Au moins dix-sept civils ont été tués mardi 19 mai dernier d’une attaque attribuée aux rebelles des ADF dans le village d’Alima, situé en territoire de Mambasa, dans la province de l’Ituri. L’information a été rapportée par des sources de la société civile locale, qui évoquent également la présence de victimes issues de la communauté pygmée.
Selon des témoignages recueillis sur place, des hommes armés auraient été aperçus aux environs du village vers 11 heures locales. Deux personnes auraient été tuées avant même l’incursion dans le centre d’Alima, malgré les alertes lancées auprès des services de sécurité.
Les assaillants auraient ensuite semé la terreur dans le village, incendiant un hôtel, plusieurs kiosques ainsi que des motos.
Des animaux domestiques, notamment des chèvres, auraient également été emportés. Plusieurs habitants restent introuvables après l’attaque, tandis que certaines localités touchées demeurent difficilement accessibles.

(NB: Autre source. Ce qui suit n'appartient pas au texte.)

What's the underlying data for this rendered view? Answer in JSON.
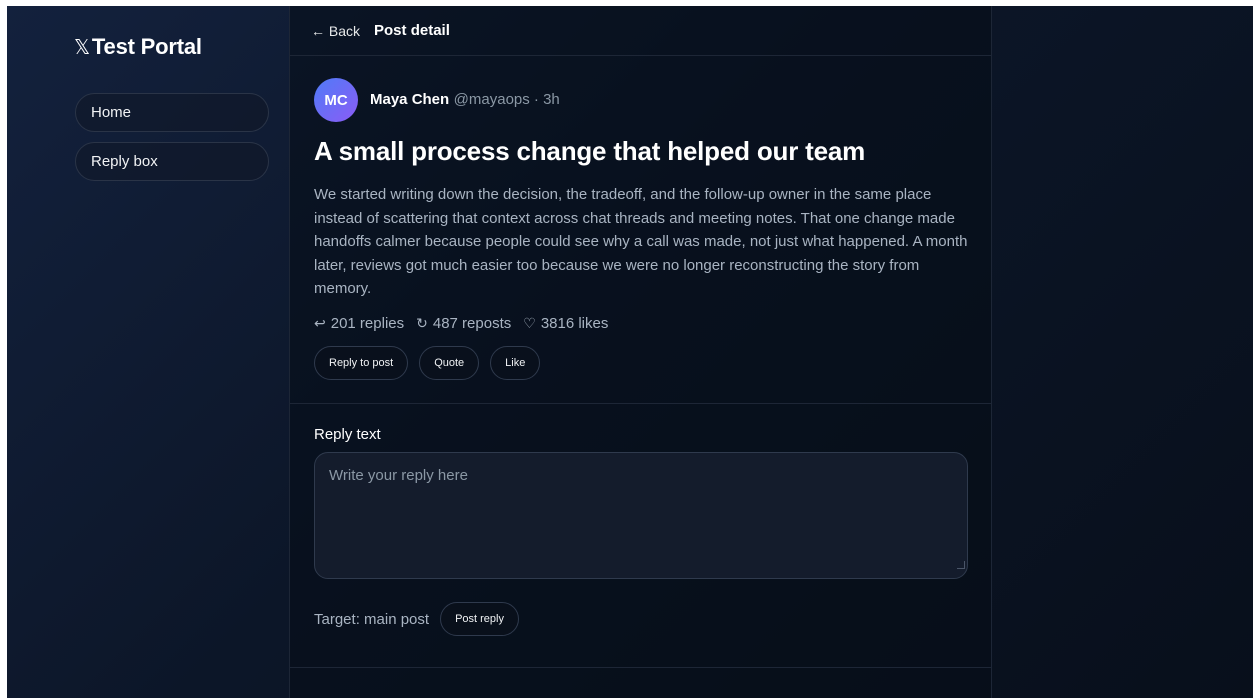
{
  "sidebar": {
    "logo_glyph": "𝕏",
    "brand": "Test Portal",
    "items": [
      {
        "label": "Home"
      },
      {
        "label": "Reply box"
      }
    ]
  },
  "header": {
    "back_label": "← Back",
    "title": "Post detail"
  },
  "post": {
    "avatar_initials": "MC",
    "author_name": "Maya Chen",
    "author_meta": "@mayaops · 3h",
    "title": "A small process change that helped our team",
    "body": "We started writing down the decision, the tradeoff, and the follow-up owner in the same place instead of scattering that context across chat threads and meeting notes. That one change made handoffs calmer because people could see why a call was made, not just what happened. A month later, reviews got much easier too because we were no longer reconstructing the story from memory.",
    "stats": {
      "replies_icon": "↩",
      "replies": "201 replies",
      "reposts_icon": "↻",
      "reposts": "487 reposts",
      "likes_icon": "♡",
      "likes": "3816 likes"
    },
    "actions": {
      "reply": "Reply to post",
      "quote": "Quote",
      "like": "Like"
    }
  },
  "reply": {
    "label": "Reply text",
    "placeholder": "Write your reply here",
    "target": "Target: main post",
    "submit": "Post reply"
  }
}
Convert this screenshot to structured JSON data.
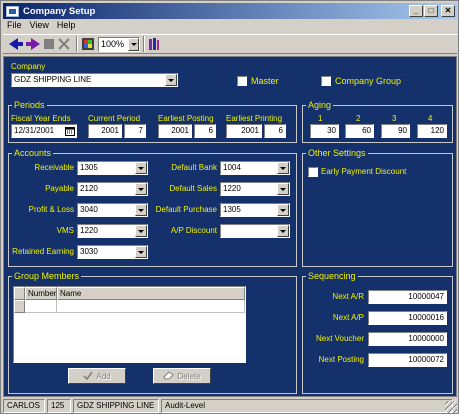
{
  "window": {
    "title": "Company Setup"
  },
  "menu": [
    "File",
    "View",
    "Help"
  ],
  "toolbar": {
    "zoom": "100%"
  },
  "company": {
    "label": "Company",
    "value": "GDZ SHIPPING LINE",
    "master_label": "Master",
    "master_checked": false,
    "company_group_label": "Company Group",
    "company_group_checked": false
  },
  "periods": {
    "title": "Periods",
    "fiscal_year_ends_label": "Fiscal Year Ends",
    "fiscal_year_ends": "12/31/2001",
    "current_period_label": "Current Period",
    "current_period_year": "2001",
    "current_period_num": "7",
    "earliest_posting_label": "Earliest Posting",
    "earliest_posting_year": "2001",
    "earliest_posting_num": "6",
    "earliest_printing_label": "Earliest Printing",
    "earliest_printing_year": "2001",
    "earliest_printing_num": "6"
  },
  "aging": {
    "title": "Aging",
    "headers": [
      "1",
      "2",
      "3",
      "4"
    ],
    "values": [
      "30",
      "60",
      "90",
      "120"
    ]
  },
  "accounts": {
    "title": "Accounts",
    "receivable_label": "Receivable",
    "receivable": "1305",
    "payable_label": "Payable",
    "payable": "2120",
    "profit_loss_label": "Profit & Loss",
    "profit_loss": "3040",
    "vms_label": "VMS",
    "vms": "1220",
    "retained_earning_label": "Retained Earning",
    "retained_earning": "3030",
    "default_bank_label": "Default Bank",
    "default_bank": "1004",
    "default_sales_label": "Default Sales",
    "default_sales": "1220",
    "default_purchase_label": "Default Purchase",
    "default_purchase": "1305",
    "ap_discount_label": "A/P Discount",
    "ap_discount": ""
  },
  "other_settings": {
    "title": "Other Settings",
    "early_payment_label": "Early Payment Discount",
    "early_payment_checked": false
  },
  "group_members": {
    "title": "Group Members",
    "col_number": "Number",
    "col_name": "Name",
    "add_label": "Add",
    "delete_label": "Delete"
  },
  "sequencing": {
    "title": "Sequencing",
    "next_ar_label": "Next A/R",
    "next_ar": "10000047",
    "next_ap_label": "Next A/P",
    "next_ap": "10000016",
    "next_voucher_label": "Next Voucher",
    "next_voucher": "10000000",
    "next_posting_label": "Next Posting",
    "next_posting": "10000072"
  },
  "status": {
    "user": "CARLOS",
    "company_code": "125",
    "company_name": "GDZ SHIPPING LINE",
    "level": "Audit-Level"
  },
  "colors": {
    "panel_bg": "#14316b",
    "label": "#f2f200",
    "title_start": "#0a246a",
    "title_end": "#a6caf0"
  }
}
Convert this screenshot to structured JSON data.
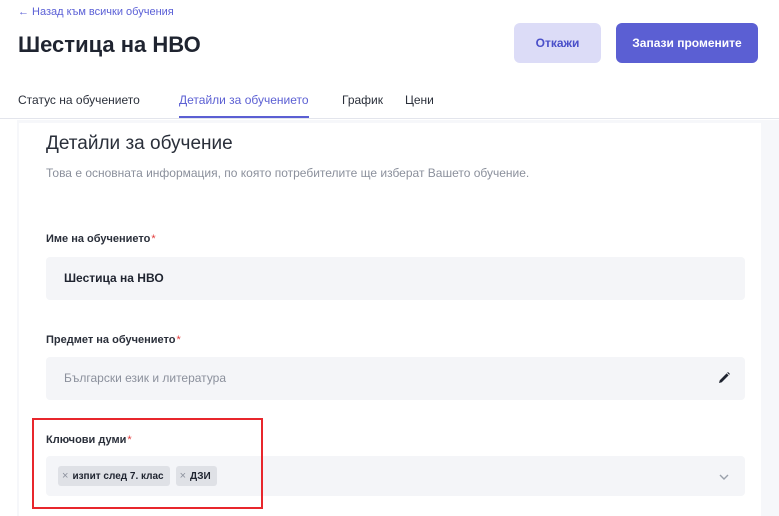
{
  "header": {
    "back_link": "← Назад към всички обучения",
    "title": "Шестица на НВО",
    "cancel_label": "Откажи",
    "save_label": "Запази промените"
  },
  "tabs": [
    {
      "label": "Статус на обучението",
      "active": false
    },
    {
      "label": "Детайли за обучението",
      "active": true
    },
    {
      "label": "График",
      "active": false
    },
    {
      "label": "Цени",
      "active": false
    }
  ],
  "section": {
    "title": "Детайли за обучение",
    "description": "Това е основната информация, по която потребителите ще изберат Вашето обучение."
  },
  "fields": {
    "name": {
      "label": "Име на обучението",
      "required_mark": "*",
      "value": "Шестица на НВО"
    },
    "subject": {
      "label": "Предмет на обучението",
      "required_mark": "*",
      "value": "Български език и литература",
      "icon": "pencil-icon"
    },
    "keywords": {
      "label": "Ключови думи",
      "required_mark": "*",
      "tags": [
        "изпит след 7. клас",
        "ДЗИ"
      ],
      "tag_remove_glyph": "×",
      "icon": "chevron-down-icon"
    }
  },
  "colors": {
    "accent": "#5b5fd3",
    "cancel_bg": "#dcdcf7",
    "required": "#e23b3b",
    "highlight_border": "#e8262c"
  }
}
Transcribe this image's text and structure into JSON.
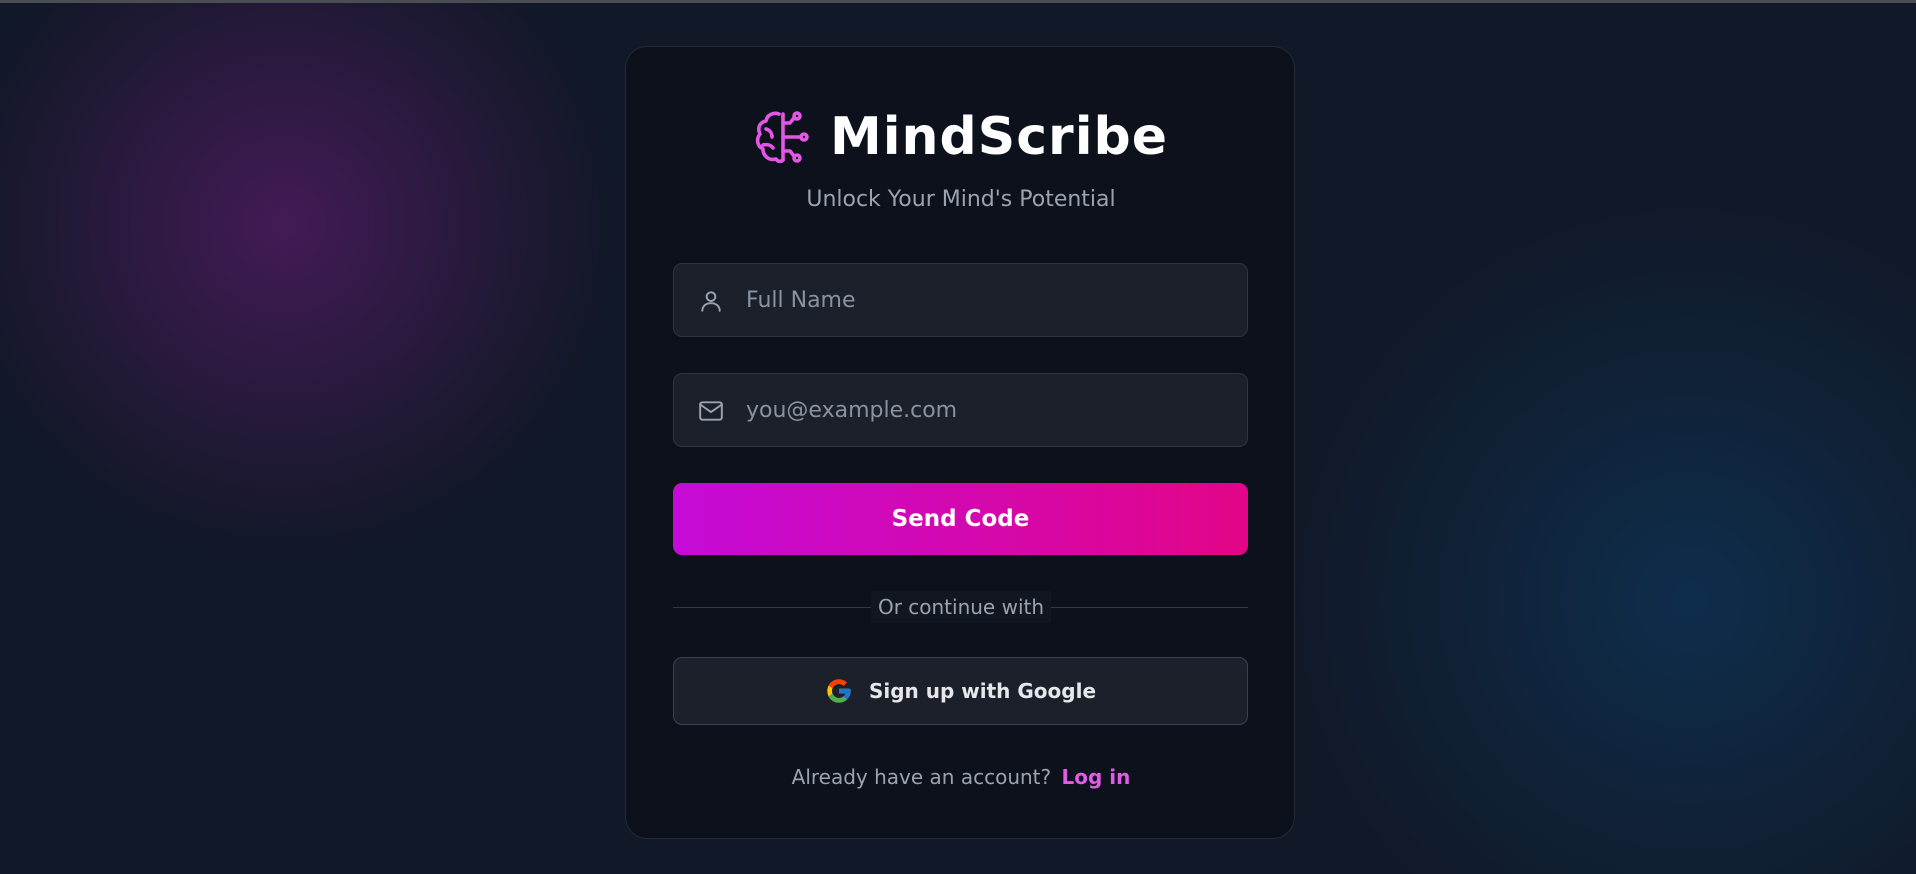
{
  "brand": {
    "name": "MindScribe",
    "tagline": "Unlock Your Mind's Potential",
    "icon": "brain-circuit-icon",
    "accent_color": "#e356e6"
  },
  "form": {
    "name_placeholder": "Full Name",
    "name_icon": "user-icon",
    "email_placeholder": "you@example.com",
    "email_icon": "mail-icon",
    "submit_label": "Send Code",
    "submit_gradient": [
      "#c50bd8",
      "#e20587"
    ]
  },
  "divider": {
    "label": "Or continue with"
  },
  "social": {
    "google_label": "Sign up with Google",
    "google_icon": "google-icon"
  },
  "footer": {
    "prompt": "Already have an account?",
    "login_label": "Log in",
    "login_color": "#e05ce6"
  }
}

Le lendemain, mercredi 20 mai, les mêmes combattants auraient poursuivi leur avancée vers le village de Manyama, où deux autres civils auraient été tués et plusieurs habitations incendiées. Des cas de prises d’otages ont également été signalés par des sources locales.
Face à la recrudescence des violences dans cette partie du territoire de Mambasa, des acteurs de la société civile appellent les autorités militaires à renforcer urgemment les dispositifs sécuritaires dans les villages menacés par les ADF.
Joint à ce sujet, l’administrateur du territoire de Mambasa a indiqué qu’il s’exprimerait ultérieurement sur cette situation sécuritaire préoccupante.